Thomas Helmore (7 May 1811 in Kidderminster – 6 July 1890 in Westminster) was a choirmaster, writer about singing and author and editor of hymns and carols.

Helmore's father was a congregationalist minister (also called Thomas). During the boy's childhood, the family moved from Kidderminster to Stratford-upon-Avon, where Helmore later trained his father's choir and taught in a school which his father had founded. In 1837, he began his studies at Magdalen College, Oxford, graduating in 1840. He was ordained in the Church of England in the same year, and took up a curacy at St. Michael's, Lichfield, where he was also a priest-vicar in the Cathedral.

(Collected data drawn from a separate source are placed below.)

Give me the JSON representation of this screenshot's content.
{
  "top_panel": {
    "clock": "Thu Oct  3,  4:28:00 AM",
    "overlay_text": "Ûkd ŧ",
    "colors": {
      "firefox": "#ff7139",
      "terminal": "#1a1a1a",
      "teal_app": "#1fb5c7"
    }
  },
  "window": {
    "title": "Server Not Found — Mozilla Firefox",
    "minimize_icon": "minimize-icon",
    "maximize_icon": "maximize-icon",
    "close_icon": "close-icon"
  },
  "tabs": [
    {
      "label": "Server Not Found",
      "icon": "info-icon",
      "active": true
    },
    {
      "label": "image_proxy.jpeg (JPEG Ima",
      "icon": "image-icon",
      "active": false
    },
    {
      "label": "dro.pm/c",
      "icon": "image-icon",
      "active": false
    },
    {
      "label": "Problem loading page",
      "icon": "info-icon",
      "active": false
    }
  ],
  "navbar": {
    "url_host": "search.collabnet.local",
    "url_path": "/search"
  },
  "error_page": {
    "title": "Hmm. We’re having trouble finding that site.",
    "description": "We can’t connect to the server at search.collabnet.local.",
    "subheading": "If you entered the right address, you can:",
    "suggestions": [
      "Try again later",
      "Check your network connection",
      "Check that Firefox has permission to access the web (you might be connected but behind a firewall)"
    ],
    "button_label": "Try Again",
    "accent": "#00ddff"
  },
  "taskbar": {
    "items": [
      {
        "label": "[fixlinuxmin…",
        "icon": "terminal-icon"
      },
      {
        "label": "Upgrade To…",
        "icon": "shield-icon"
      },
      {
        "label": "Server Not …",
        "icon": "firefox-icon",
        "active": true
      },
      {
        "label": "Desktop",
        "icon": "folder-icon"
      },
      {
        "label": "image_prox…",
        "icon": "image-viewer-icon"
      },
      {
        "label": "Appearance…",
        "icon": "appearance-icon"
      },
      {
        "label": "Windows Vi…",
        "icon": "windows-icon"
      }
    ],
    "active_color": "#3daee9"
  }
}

Two years later, he was appointed as precentor and vice-principal at St. Mark's College, Chelsea, where the principal was Derwent Coleridge (son of the poet Samuel Taylor Coleridge). He soon came to be on friendly terms with his new colleague and, in 1844, he married Kate Pridham, who was Derwent Coleridge's sister-in-law.

His main duty at St. Mark's was to train the students to sing a daily unaccompanied choral service in the college chapel. In the basic musical training, he was assisted by John Pyke Hullah. The choir's repertoire grew to include such as the anthems of Gibbons and Byrd and the motets of Palestrina, Vittoria and Marenzio. Helmore's growing reputation as a choirmaster led to his appointment in 1846 as master of the choristers in the Chapel Royal, St. James's, where one of his pupils was Arthur Sullivan. He continued as precentor at St. Mark's, however, until 1877.